Typing in English is no problem.. and definitely the more you use it the easier it gets.
Japanese is more difficult… especially with my paws…. but workable.. (maybe if my J. was better I could type better).
And fingernails will have to go….
I love it. Japanese input is different to get used to, and might be their biggest issue in the transition to the iPhone. I’m sure they’ll find a way to solve it. I see the Japanese manufacturers ending up copying what Apple is doing.
1) The handset itself is properly branded and can generate its own buzz, which can’t really yet be said of any domestic units
True.
2) The iPhone will have a design unique enough to make it stand out. Domestic units, even when they look cool, still all look frightfully the same
You think so? I think Japanese phones are way ahead of the international norm in terms of design. In the US, it’s your choice of either a bland candy bar, a bland flip phone or a Blackberry—here you can have any color in the rainbow, a rotating screen, a touchpad, a Wii-style game controller, etc. etc. Yes, the iPhone has a unique design, but by Japanese standards it isn’t horribly unique except in the regard that it doesn’t have buttons.
3) Apple has been busy securing prime floorspace in Japan’s biggest consumer electronic retail shops over the past three years. Sony-Ericsson, Toshiba, Kyocera, Mitsubishi and Sanyo (if they’re still making handsets by then) have nothing on the amount and quality of floor space that Apple enjoys at Bic Camera, for example.
Not really. The mobile phone providers have *the* best floor space in *every* electronics store, and way more high street space than Apple can ever hope to have. Phones have never been associated with manufacturers here—they have always been associated with service providers. And so long as locked handsets are the norm (Apple still locks the iPhone last I checked) the relative low profiles of other manufacturers don’t matter quite as much… you aren’t buying a Sony phone, you’re buying an AU or DoCoMo phone.
Also… well, I’ll let Maddox say the rest (don’t open at work, unless the people looking over your shoulder have a really good sense of humor)
Joe, as far as #2 goes, I mean that the iPhone actually looks different, especially in terms of its interface, as well as design. Given what’s gone on with the success of the iPod, and the folks on the Apple Japan team, I have little doubt that this will translate into a product that is well differentiated from the domestic units for sale. I don’t see anything like what you’re describing for sale in Japan right now - Do you live in Japan? All the phones at Bic Camera look the same and bore me. The iPhone at least didn’t bore me - and I am NOT an Apple fan, by any stretch of the imagination.

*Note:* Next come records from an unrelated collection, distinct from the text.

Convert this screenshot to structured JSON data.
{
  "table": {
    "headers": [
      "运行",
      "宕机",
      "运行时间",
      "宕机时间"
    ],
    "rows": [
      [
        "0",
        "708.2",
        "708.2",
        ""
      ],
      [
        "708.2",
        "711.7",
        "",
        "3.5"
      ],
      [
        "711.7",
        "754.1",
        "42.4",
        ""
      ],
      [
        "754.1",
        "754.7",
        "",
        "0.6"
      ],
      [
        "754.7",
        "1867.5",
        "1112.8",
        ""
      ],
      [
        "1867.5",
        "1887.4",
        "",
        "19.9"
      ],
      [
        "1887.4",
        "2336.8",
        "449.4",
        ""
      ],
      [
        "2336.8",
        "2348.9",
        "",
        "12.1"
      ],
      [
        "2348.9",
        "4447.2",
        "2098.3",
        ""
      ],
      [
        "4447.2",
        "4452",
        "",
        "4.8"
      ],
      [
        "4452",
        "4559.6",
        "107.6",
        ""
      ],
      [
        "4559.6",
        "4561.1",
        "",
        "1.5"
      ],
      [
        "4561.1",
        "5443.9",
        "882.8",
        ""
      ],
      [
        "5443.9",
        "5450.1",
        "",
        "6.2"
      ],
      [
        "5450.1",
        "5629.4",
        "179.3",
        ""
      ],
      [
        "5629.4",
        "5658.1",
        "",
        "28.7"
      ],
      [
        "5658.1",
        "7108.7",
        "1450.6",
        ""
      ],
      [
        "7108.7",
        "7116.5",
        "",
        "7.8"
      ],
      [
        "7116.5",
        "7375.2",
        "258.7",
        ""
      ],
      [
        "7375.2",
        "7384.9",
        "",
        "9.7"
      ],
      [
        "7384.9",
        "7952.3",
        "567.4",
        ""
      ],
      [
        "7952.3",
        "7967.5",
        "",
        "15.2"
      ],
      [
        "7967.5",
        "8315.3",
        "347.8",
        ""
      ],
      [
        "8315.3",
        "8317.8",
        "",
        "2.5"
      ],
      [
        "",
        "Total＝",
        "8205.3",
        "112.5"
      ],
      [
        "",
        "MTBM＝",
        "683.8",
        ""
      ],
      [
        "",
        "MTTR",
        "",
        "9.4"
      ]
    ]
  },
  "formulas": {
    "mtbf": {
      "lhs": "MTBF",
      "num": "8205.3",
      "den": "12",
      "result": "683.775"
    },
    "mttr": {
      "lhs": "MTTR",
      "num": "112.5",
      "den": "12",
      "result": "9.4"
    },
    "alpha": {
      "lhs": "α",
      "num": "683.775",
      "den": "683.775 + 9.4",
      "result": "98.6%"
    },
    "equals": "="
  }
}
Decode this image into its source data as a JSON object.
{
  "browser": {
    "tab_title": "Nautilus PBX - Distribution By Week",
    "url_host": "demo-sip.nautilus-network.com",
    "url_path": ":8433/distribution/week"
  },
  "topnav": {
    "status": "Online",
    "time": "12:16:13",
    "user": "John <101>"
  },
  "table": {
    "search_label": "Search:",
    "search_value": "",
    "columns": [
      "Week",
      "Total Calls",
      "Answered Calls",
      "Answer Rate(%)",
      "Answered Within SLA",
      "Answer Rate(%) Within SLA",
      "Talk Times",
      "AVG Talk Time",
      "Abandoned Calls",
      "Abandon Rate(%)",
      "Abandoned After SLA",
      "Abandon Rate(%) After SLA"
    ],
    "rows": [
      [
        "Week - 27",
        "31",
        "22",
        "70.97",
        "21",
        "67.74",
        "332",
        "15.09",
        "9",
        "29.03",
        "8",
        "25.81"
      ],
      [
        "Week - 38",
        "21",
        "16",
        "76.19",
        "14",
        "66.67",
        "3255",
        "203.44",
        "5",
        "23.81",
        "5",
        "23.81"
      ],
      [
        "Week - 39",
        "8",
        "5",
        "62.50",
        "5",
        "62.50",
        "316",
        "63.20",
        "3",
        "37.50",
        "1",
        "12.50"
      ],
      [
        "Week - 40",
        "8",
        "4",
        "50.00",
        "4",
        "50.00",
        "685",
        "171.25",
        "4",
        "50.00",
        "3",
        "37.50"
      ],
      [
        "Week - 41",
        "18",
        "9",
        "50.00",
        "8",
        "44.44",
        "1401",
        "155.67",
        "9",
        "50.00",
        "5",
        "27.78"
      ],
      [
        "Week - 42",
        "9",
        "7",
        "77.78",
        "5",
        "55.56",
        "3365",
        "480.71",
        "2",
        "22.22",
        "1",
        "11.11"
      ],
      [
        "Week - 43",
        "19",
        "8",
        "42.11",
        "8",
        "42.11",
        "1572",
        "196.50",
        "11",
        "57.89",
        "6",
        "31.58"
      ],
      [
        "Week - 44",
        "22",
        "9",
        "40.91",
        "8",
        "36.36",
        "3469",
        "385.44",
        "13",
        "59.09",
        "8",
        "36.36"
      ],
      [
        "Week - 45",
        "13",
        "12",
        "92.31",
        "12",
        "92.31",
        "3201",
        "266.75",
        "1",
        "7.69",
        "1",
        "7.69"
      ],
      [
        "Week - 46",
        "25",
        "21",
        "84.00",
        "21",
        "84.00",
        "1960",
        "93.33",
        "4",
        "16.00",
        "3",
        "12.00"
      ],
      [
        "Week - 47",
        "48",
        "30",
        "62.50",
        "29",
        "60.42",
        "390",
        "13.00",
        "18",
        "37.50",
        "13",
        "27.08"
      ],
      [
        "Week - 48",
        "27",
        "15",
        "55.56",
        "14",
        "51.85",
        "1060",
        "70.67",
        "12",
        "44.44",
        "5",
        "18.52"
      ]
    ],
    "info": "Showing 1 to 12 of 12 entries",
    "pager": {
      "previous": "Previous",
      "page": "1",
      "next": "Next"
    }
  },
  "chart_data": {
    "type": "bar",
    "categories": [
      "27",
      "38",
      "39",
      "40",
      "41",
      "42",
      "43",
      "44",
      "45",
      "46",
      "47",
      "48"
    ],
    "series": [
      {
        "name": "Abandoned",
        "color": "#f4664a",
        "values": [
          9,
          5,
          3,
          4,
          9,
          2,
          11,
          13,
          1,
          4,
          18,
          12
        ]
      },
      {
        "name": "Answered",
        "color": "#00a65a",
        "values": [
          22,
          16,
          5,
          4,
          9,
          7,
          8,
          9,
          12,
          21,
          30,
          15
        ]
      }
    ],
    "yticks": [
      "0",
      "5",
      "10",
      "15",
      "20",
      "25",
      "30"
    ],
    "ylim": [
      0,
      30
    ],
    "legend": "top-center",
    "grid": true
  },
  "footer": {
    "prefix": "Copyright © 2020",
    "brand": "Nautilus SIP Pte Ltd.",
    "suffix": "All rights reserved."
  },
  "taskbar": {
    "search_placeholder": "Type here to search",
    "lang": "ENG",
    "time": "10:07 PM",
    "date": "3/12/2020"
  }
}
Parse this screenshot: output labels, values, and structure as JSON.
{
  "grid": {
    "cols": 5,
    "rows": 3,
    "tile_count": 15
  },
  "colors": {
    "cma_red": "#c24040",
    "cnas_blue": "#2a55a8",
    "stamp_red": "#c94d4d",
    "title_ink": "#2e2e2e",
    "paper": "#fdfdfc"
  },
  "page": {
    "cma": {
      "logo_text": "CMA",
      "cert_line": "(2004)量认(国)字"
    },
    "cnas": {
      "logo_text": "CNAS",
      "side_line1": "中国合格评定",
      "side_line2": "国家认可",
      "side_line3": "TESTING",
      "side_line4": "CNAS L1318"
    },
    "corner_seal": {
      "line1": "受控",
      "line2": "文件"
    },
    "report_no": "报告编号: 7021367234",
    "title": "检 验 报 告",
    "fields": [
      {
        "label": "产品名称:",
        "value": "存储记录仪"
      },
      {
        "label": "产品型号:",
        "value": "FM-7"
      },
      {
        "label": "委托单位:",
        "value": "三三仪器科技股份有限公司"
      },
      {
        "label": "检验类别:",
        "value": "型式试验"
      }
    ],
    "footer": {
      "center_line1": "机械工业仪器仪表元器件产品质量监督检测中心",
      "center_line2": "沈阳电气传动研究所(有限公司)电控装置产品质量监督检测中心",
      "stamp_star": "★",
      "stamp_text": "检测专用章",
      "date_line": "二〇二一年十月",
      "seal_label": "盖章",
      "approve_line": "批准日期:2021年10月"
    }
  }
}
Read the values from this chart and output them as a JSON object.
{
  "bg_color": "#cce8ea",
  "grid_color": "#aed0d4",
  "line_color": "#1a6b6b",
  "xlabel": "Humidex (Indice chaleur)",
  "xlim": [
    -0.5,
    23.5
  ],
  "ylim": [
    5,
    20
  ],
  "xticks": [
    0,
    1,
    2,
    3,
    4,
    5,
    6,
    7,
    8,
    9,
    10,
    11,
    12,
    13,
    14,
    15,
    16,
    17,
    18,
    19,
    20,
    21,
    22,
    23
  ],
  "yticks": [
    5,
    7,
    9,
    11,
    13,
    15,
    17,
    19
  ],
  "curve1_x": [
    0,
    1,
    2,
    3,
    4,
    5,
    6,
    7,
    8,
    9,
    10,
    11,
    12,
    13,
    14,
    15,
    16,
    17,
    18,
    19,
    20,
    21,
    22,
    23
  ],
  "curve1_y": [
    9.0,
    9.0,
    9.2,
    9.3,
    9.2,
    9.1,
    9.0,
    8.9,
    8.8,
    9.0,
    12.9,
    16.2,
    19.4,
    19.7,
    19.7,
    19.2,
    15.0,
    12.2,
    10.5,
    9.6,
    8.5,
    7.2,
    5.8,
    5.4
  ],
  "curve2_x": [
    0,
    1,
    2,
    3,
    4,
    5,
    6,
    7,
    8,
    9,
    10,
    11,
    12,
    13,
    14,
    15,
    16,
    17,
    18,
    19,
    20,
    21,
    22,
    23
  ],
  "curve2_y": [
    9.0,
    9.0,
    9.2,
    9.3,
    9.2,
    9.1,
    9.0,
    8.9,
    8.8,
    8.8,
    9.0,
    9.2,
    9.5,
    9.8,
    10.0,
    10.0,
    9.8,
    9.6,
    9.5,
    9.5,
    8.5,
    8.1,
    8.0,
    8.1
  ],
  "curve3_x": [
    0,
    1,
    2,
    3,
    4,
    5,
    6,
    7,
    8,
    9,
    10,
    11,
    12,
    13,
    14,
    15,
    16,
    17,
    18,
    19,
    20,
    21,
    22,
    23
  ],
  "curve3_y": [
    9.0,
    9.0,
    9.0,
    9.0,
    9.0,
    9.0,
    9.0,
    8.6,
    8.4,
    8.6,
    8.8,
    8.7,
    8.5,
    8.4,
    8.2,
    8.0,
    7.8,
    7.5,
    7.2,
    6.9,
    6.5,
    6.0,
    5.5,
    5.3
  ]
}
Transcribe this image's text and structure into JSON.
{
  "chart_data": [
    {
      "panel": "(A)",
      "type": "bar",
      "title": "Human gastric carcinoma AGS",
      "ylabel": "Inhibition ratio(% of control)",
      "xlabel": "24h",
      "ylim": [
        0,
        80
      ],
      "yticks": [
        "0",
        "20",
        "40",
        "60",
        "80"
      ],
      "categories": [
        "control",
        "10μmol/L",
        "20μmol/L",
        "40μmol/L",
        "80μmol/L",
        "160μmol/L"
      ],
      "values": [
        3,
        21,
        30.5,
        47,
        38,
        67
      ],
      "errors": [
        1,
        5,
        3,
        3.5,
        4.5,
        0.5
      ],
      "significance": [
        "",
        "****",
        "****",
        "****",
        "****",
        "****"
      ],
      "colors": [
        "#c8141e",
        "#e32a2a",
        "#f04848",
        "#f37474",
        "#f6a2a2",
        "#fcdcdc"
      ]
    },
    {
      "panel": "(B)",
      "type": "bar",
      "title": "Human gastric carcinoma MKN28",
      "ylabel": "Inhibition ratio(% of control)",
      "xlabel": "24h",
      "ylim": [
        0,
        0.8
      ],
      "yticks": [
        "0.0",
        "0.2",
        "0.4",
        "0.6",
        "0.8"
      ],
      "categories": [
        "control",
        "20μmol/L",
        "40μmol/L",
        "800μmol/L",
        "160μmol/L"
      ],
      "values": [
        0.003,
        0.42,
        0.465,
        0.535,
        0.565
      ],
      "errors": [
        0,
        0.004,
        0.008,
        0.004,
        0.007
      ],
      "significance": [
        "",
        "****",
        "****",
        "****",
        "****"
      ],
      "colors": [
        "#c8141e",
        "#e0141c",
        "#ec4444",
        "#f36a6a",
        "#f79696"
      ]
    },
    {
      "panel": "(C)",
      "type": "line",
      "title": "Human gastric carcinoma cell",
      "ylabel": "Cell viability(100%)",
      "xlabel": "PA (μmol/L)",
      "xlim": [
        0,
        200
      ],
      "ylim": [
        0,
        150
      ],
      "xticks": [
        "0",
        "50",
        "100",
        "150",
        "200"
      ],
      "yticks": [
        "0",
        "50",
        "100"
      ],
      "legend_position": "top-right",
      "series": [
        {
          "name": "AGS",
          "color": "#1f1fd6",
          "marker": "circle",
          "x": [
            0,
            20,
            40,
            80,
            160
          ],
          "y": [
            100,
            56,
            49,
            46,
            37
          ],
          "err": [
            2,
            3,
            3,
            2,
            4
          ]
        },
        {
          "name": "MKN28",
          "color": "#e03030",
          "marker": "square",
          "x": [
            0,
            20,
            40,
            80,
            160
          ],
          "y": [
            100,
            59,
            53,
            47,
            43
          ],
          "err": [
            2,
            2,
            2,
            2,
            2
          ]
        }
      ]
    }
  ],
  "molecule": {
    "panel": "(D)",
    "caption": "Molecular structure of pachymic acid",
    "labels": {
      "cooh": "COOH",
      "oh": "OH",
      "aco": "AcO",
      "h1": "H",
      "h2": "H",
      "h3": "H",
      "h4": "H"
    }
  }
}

3) Don’t take my word for it. Go to Bic or Yodobashi yourself and see the floorspace coverage Apple has. Near my ‘high street’ we have an Apple Store that is always jam packed, a small AU shop with no one in it…and that’s it. I admit that DoCoMo, AU and Softbank have shops everywhere, and that they will remain mass market, but I don’t see how that helped Japan’s domestic mp3 makers…
But let’s not forget that the days of the 0 yen handset come to an end next quarter.
Joe, the Maddox site was funny - I wonder what other disgruntled ex-Apple employees out there are posting?